"Mi affascina il gioco continuo fra artificiale
e reale, tra la piattezza della superficie e la plasticità
del volto ritratto". (Chuck Close)
Il 20 agosto 2021 è morto in un ospedale di Oceanside, nello stato di New York, all'età di 81 anni l’artista statunitense Chuck Close.
Nato a Monroe, nel Wisconsin, il 5 luglio 1940, Chuck Thomas Close compie gli studi alla University of Washington a Seattle, dove si laurea nel 1962, poi si iscrive alla Yale University, dove consegue un master in arti figurative nel 1964 e dopo, grazie a una borsa di studio, per alcuni mesi è in Europa.

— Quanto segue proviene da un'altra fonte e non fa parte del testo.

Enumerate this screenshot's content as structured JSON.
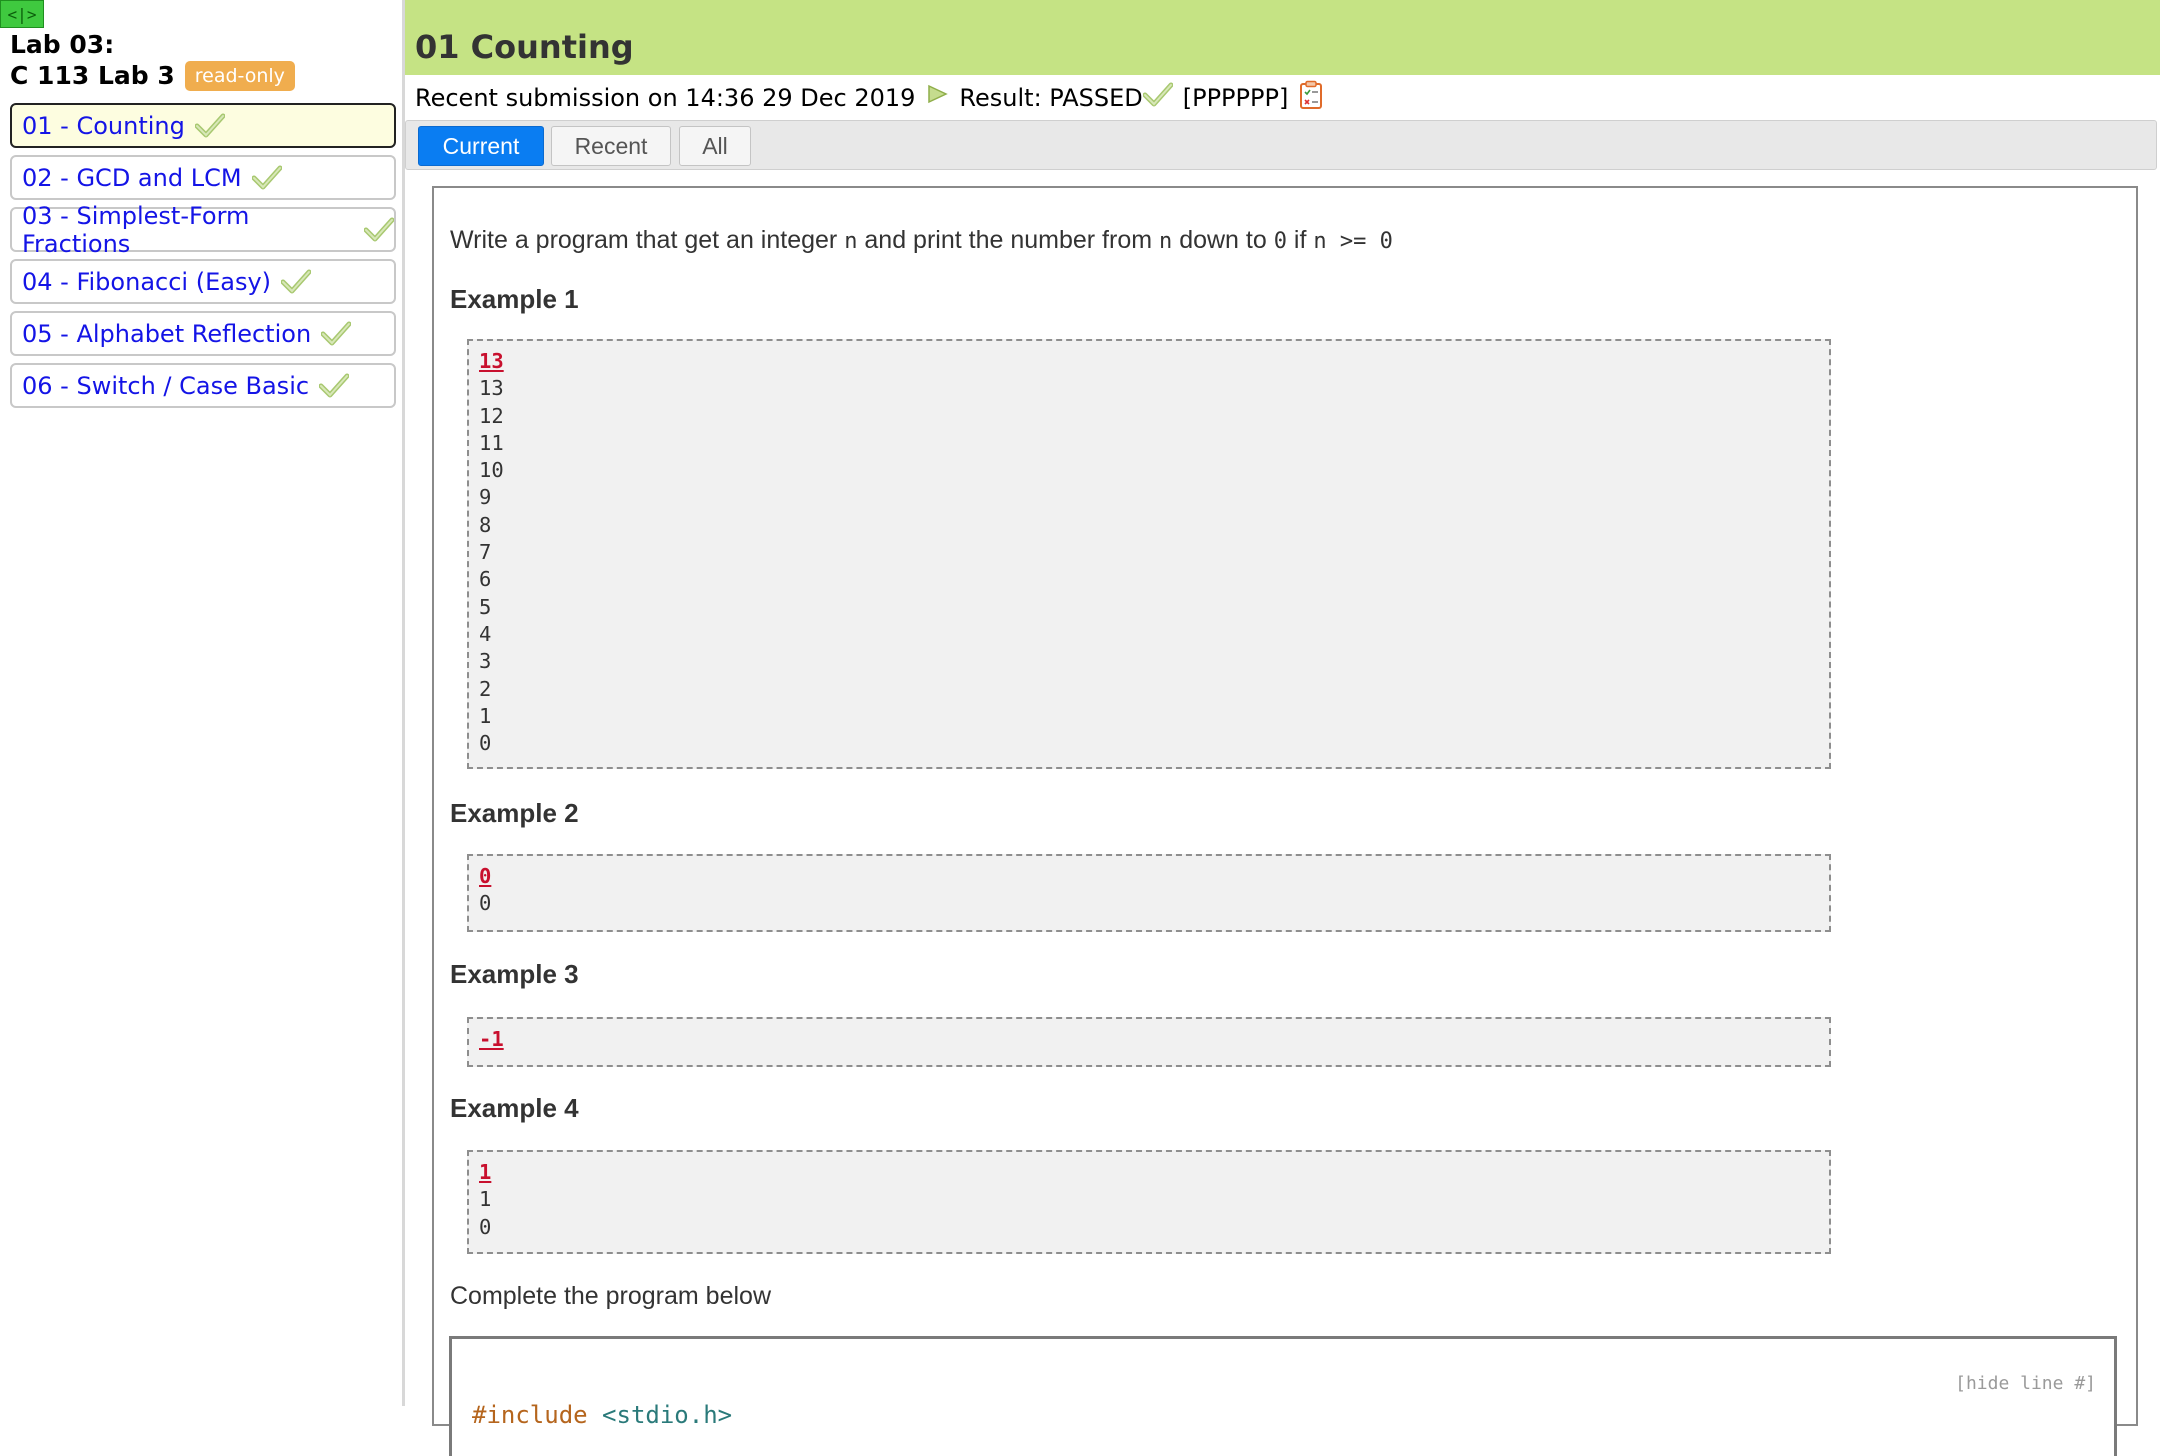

La vita e il percorso artistico di Close subiscono un drastico cambiamento nel 1988, quando a causa di una malattia rimane semi paralizzato e costretto su una sedia a rotelle, senza tuttavia abbandonare la sua attività. Continua infatti a dipingere, dapprima tenendo il pennello tra i denti e in seguito, recuperato il parziale uso delle braccia, legandosi il pennello alla mano.
Il recente, rinnovato interesse verso l'Iperrealismo americano
ha riportato all'attenzione di critica e pubblico questo artista straordinario, inquadrabile in quel movimento artistico statunitense che
si definisce photographic realism o superrealism, tradotto
in italiano in Iperrealismo, idealmente collegabile
alla Pop Art rappresentando un filone post-pop per una
certa freddezza con la quale l'artista ritrae una realtà
osservata con l'attenzione puntigliosa e la fredda scientificità
di un curioso entomologo: come accade per esempio davanti
ai manichini iperrealisti di Duane Hanson, l'effetto sortito
è quello di un certo straniamento dello spettatore,
che viene portato a riflettere criticamente sul concetto stesso
del reale.
Sin dall'inizio della sua carriera, Chuck Close, che è
un vero esperto di tecniche incisorie, litografia, acquatinta,
mezzatinta, serigrafia e che ha sperimentato negli anni decine
di tecniche diverse, ha scelto un tema ben definito da un
rigido schema intellettuale, al quale è rimasto assolutamente
fedele nel tempo: dipinge solo ritratti, di amici, familiari,
ed anche, come nel quadro in esame, autoritratti, mai su commissione,
sempre di dimensioni colossali e con un'impostazione rigidamente
frontale, per una visione quasi monoculare.
Come tutti gli iperrealisti, Close parte dalla riproduzione
fotografica e sembra particolarmente interessato alle caratteristiche
deformazioni indotte dall'obiettivo quando la macchina cerca
di mediare tra i vari piani gestendo nella maniera ottimale
gli effetti di sfocatura: Close riproduce questo effetto tale
e quale, senza alcun tentativo di correzione, nella più
completa osservanza delle peculiarità 'fotografiche'
dell'immagine, tanto che in alcuni suoi ritratti la punta
del naso del soggetto può risultare un po' velata rispetto
ai piani del viso o dei capelli, che sono invece a fuoco.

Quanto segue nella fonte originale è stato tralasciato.